There are no longer any priests left to celebrate mass in the country
After 24 years of civil war, the Somali government is unable to guarantee security and stop the violence of the Islamic Courts. A Somali policeman walks past a bar in Mogadishu that was gutted by a bomb.
Yusuf (the name is fictional), is a Catholic from Mogadishu. One of about 30 locals who has stayed behind in the Somali capital which has frequently been the scene of fundamentalist terror attacks.
This year, the government has forbidden Christmas and New Year celebrations but for the meagre number of “anonymous” Christians left, this has not changed their situation one bit: for years they have been lacking priests and have been unable to attend mass and receive the sacraments.
Officially, they do not exist, as Christians. They were “banned” from celebrating Christmas and Easter even before the government’s latest announcement. There are no priests who can visit faithful and celebrate secretly with them in their homes, without attracting attention.
Foreign missionaries cannot do this: it would mean putting their own lives at risk, not to mention the lives of those hosting them. And so, the religious identity of the few Christian families that have stayed behind remains secret, only the neighbours know. “This year too, I returned to Mogadishu to celebrate the Christmas masses, but the celebrations took place inside the United Nations and African Union compound, near the airport,” Mgr. Giorgio Bertin, Bishop of Gibuti and apostolic administrator of Mogadishu, tells Italian newspaper La Stampa.
“There, I celebrated one mass in Italian and English for Italian-European troops and civilians and another one in French and English for the group of soldiers from Burundi and Uganda. I wasn’t able to meet the few remaining Christians in the city. I managed to meet them during the 1990’s and celebrate mass for them. But since then it has not been possible.” THE GOVERNMENT BAN
According to Bishop Bertin, the announcement regarding the ban on Christian celebrations has the distinct feeling of an act of propaganda aimed at calming al-Shabaab fundamentalists, “but it also occurred to me that it could be a warning for Somalis living in Europe or the US, who come back to Somalia for the holidays: they may have got into the habit of exchanging Christmas gestures”.
Bishop Bertin does not wish to disclose too much about the thirty or so Christians still living in Mogadishu. He admits they do exist and that he met them briefly in August 2013, at a hotel in the city, just before setting off for Gibuti. He keeps in touch with them by phone and e-mail. “The local population is not fanatically anti-Christian. What is lacking is a State that guarantees protection, order and respect for the law. Everything has been destroyed by 24 years of civil war.”

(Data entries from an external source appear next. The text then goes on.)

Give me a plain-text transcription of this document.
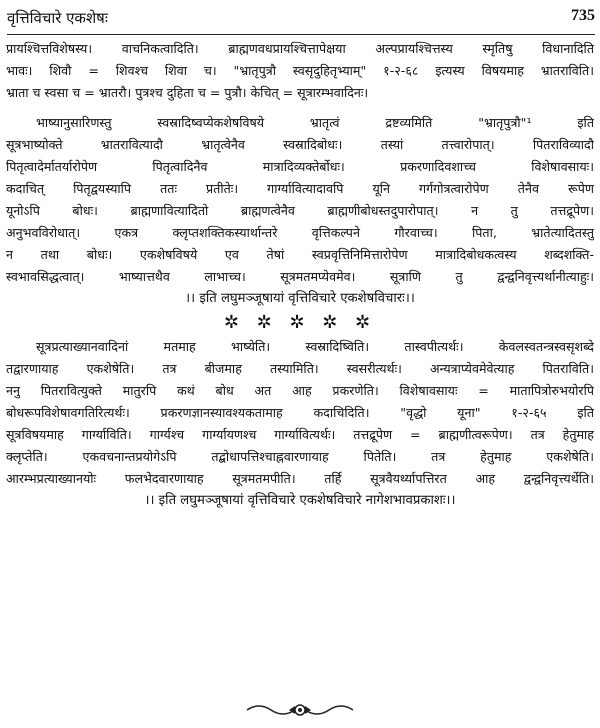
वृत्तिविचारे एकशेषः	735
प्रायश्चित्तविशेषस्य। वाचनिकत्वादिति। ब्राह्मणवधप्रायश्चित्तापेक्षया अल्पप्रायश्चित्तस्य स्मृतिषु विधानादिति
भावः। शिवौ = शिवश्च शिवा च। "भ्रातृपुत्रौ स्वसृदुहितृभ्याम्" १-२-६८ इत्यस्य विषयमाह भ्रातराविति।
भ्राता च स्वसा च = भ्रातरौ। पुत्रश्च दुहिता च = पुत्रौ। केचित् = सूत्रारम्भवादिनः।
भाष्यानुसारिणस्तु स्वस्रादिष्वप्येकशेषविषये भ्रातृत्वं द्रष्टव्यमिति "भ्रातृपुत्रौ"¹ इति
सूत्रभाष्योक्ते भ्रातरावित्यादौ भ्रातृत्वेनैव स्वस्रादिबोधः। तस्यां तत्त्वारोपात्। पितराविव्यादौ
पितृत्वादेर्मातर्यारोपेण पितृत्वादिनैव मात्रादिव्यक्तेर्बोधः। प्रकरणादिवशाच्च विशेषावसायः।
कदाचित् पितृद्वयस्यापि ततः प्रतीतेः। गार्ग्यावित्यादावपि यूनि गर्गगोत्रत्वारोपेण तेनैव रूपेण
यूनोऽपि बोधः। ब्राह्मणावित्यादितो ब्राह्मणत्वेनैव ब्राह्मणीबोधस्तदुपारोपात्। न तु तत्तद्रूपेण।
अनुभवविरोधात्। एकत्र क्लृप्तशक्तिकस्यार्थान्तरे वृत्तिकल्पने गौरवाच्च। पिता, भ्रातेत्यादितस्तु
न तथा बोधः। एकशेषविषये एव तेषां स्वप्रवृत्तिनिमित्तारोपेण मात्रादिबोधकत्वस्य शब्दशक्ति-
स्वभावसिद्धत्वात्। भाष्यात्तथैव लाभाच्च। सूत्रमतमप्येवमेव। सूत्राणि तु द्वन्द्वनिवृत्त्यर्थानीत्याहुः।
।। इति लघुमञ्जूषायां वृत्तिविचारे एकशेषविचारः।।
✲ ✲ ✲ ✲ ✲
सूत्रप्रत्याख्यानवादिनां मतमाह भाष्येति। स्वस्रादिष्विति। तास्वपीत्यर्थः। केवलस्वतन्त्रस्वसृशब्दे
तद्वारणायाह एकशेषेति। तत्र बीजमाह तस्यामिति। स्वसरीत्यर्थः। अन्यत्राप्येवमेवेत्याह पितराविति।
ननु पितरावित्युक्ते मातुरपि कथं बोध अत आह प्रकरणेति। विशेषावसायः = मातापित्रोरुभयोरपि
बोधरूपविशेषावगतिरित्यर्थः। प्रकरणज्ञानस्यावश्यकतामाह कदाचिदिति। "वृद्धो यूना" १-२-६५ इति
सूत्रविषयमाह गार्ग्याविति। गार्ग्यश्च गार्ग्यायणश्च गार्ग्यावित्यर्थः। तत्तद्रूपेण = ब्राह्मणीत्वरूपेण। तत्र हेतुमाह
क्लृप्तेति। एकवचनान्तप्रयोगेऽपि तद्बोधापत्तिश्चाह्नवारणायाह पितेति। तत्र हेतुमाह एकशेषेति।
आरम्भप्रत्याख्यानयोः फलभेदवारणायाह सूत्रमतमपीति। तर्हि सूत्रवैयर्थ्यापत्तिरत आह द्वन्द्वनिवृत्त्यर्थेति।
।। इति लघुमञ्जूषायां वृत्तिविचारे एकशेषविचारे नागेशभावप्रकाशः।।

The main concern harboured by Mogadishu’s “anonymous” Christians is not about freedom of worship but about survival. “They don’t have the sacraments, they watch some ceremonies on TV and take part in spiritual communion. But their families, like many others in the country, are in need of material aid. Jobs and food are lacking. The only action the Catholic Church is involved in in the country, is linked to Caritas. And naturally, we help everyone, no matter which ethnic or religious group they belong to.” THE ISLAMIC COURTS
After 2000, when the Islamic Courts were born, the last of the remaining missionaries had to leave the country. The last ones left after the death of Sister Leonella Sgorbati, a Consolata missionary who was killed in September 2006, in the days when tensions were running extremely high as a result of the manipulation of the words Benedict XVI pronounced in his Regensburg speech.

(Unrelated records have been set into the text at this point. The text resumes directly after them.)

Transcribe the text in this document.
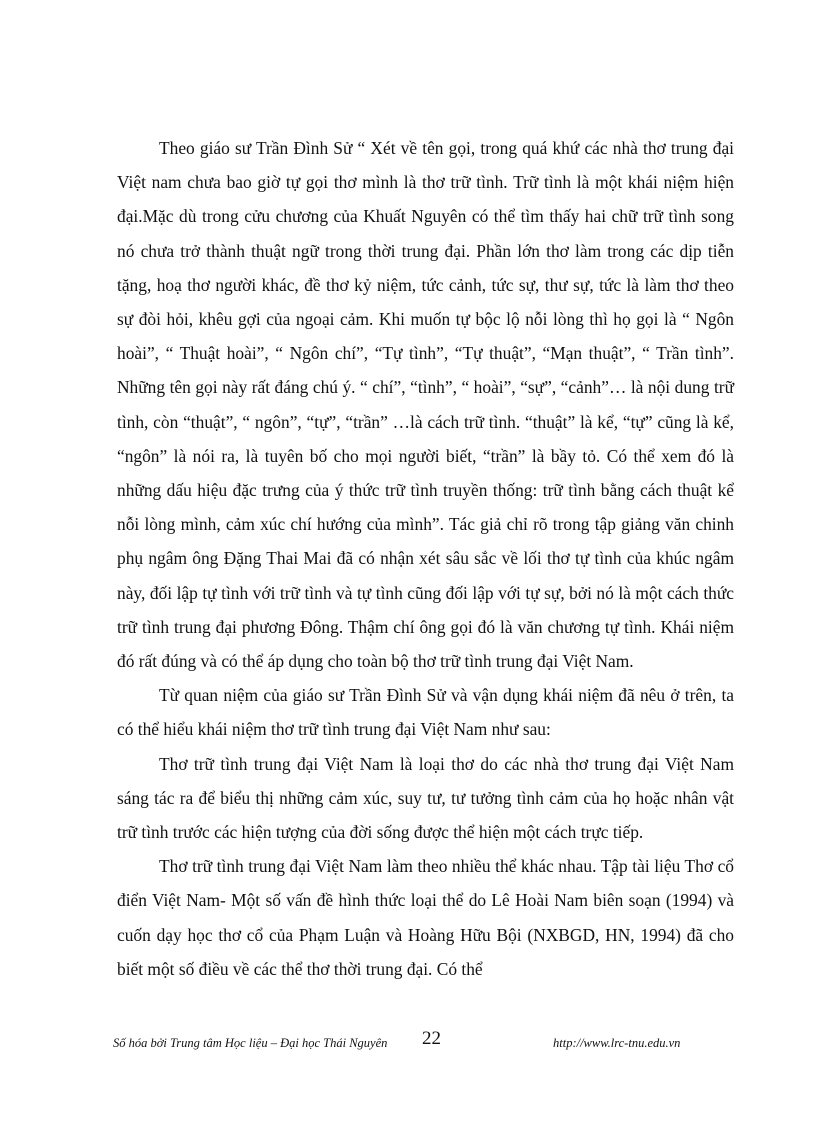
Theo giáo sư Trần Đình Sử “ Xét về tên gọi, trong quá khứ các nhà thơ trung đại Việt nam chưa bao giờ tự gọi thơ mình là thơ trữ tình. Trữ tình là một khái niệm hiện đại.Mặc dù trong cửu chương của Khuất Nguyên có thể tìm thấy hai chữ trữ tình song nó chưa trở thành thuật ngữ trong thời trung đại. Phần lớn thơ làm trong các dịp tiễn tặng, hoạ thơ người khác, đề thơ kỷ niệm, tức cảnh, tức sự, thư sự, tức là làm thơ theo sự đòi hỏi, khêu gợi của ngoại cảm. Khi muốn tự bộc lộ nỗi lòng thì họ gọi là “ Ngôn hoài”, “ Thuật hoài”, “ Ngôn chí”, “Tự tình”, “Tự thuật”, “Mạn thuật”, “ Trần tình”. Những tên gọi này rất đáng chú ý. “ chí”, “tình”, “ hoài”, “sự”, “cảnh”… là nội dung trữ tình, còn “thuật”, “ ngôn”, “tự”, “trần” …là cách trữ tình. “thuật” là kể, “tự” cũng là kể, “ngôn” là nói ra, là tuyên bố cho mọi người biết, “trần” là bầy tỏ. Có thể xem đó là những dấu hiệu đặc trưng của ý thức trữ tình truyền thống: trữ tình bằng cách thuật kể nỗi lòng mình, cảm xúc chí hướng của mình”. Tác giả chỉ rõ trong tập giảng văn chinh phụ ngâm ông Đặng Thai Mai đã có nhận xét sâu sắc về lối thơ tự tình của khúc ngâm này, đối lập tự tình với trữ tình và tự tình cũng đối lập với tự sự, bởi nó là một cách thức trữ tình trung đại phương Đông. Thậm chí ông gọi đó là văn chương tự tình. Khái niệm đó rất đúng và có thể áp dụng cho toàn bộ thơ trữ tình trung đại Việt Nam.

Từ quan niệm của giáo sư Trần Đình Sử và vận dụng khái niệm đã nêu ở trên, ta có thể hiểu khái niệm thơ trữ tình trung đại Việt Nam như sau:

Thơ trữ tình trung đại Việt Nam là loại thơ do các nhà thơ trung đại Việt Nam sáng tác ra để biểu thị những cảm xúc, suy tư, tư tưởng tình cảm của họ hoặc nhân vật trữ tình trước các hiện tượng của đời sống được thể hiện một cách trực tiếp.

Thơ trữ tình trung đại Việt Nam làm theo nhiều thể khác nhau. Tập tài liệu Thơ cổ điển Việt Nam- Một số vấn đề hình thức loại thể do Lê Hoài Nam biên soạn (1994) và cuốn dạy học thơ cổ của Phạm Luận và Hoàng Hữu Bội (NXBGD, HN, 1994) đã cho biết một số điều về các thể thơ thời trung đại. Có thể

Số hóa bởi Trung tâm Học liệu – Đại học Thái Nguyên 22	http://www.lrc-tnu.edu.vn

The list of Italian missionaries and alay volunteers who were killed in the country is long: Mogadishu’s last resident bishop was Salvatore Colombo, who was murdered in 1989. Graziella Fumagalli and Annalena Tonelli were killed in Somalia in 1995 and 2003 respectively. “We need to remain hopeful that the will of the majority of the population will prevail,” Bishop Bertin concluded. “The majority are not fundamentalists and have nothing to do with this political Islam that has been radicalised by al-Shabaab.”
About a week ago, in Kenya, just a short distance from the Kenyan-Somali border, some Muslims who were travelling on a bus, stood up to a group of al-Shabaab terrorists, refusing to be separated from their fellow passengers who were Christians. In doing so, they managed to protect them, preventing a massacre. A small yet great sign of hope.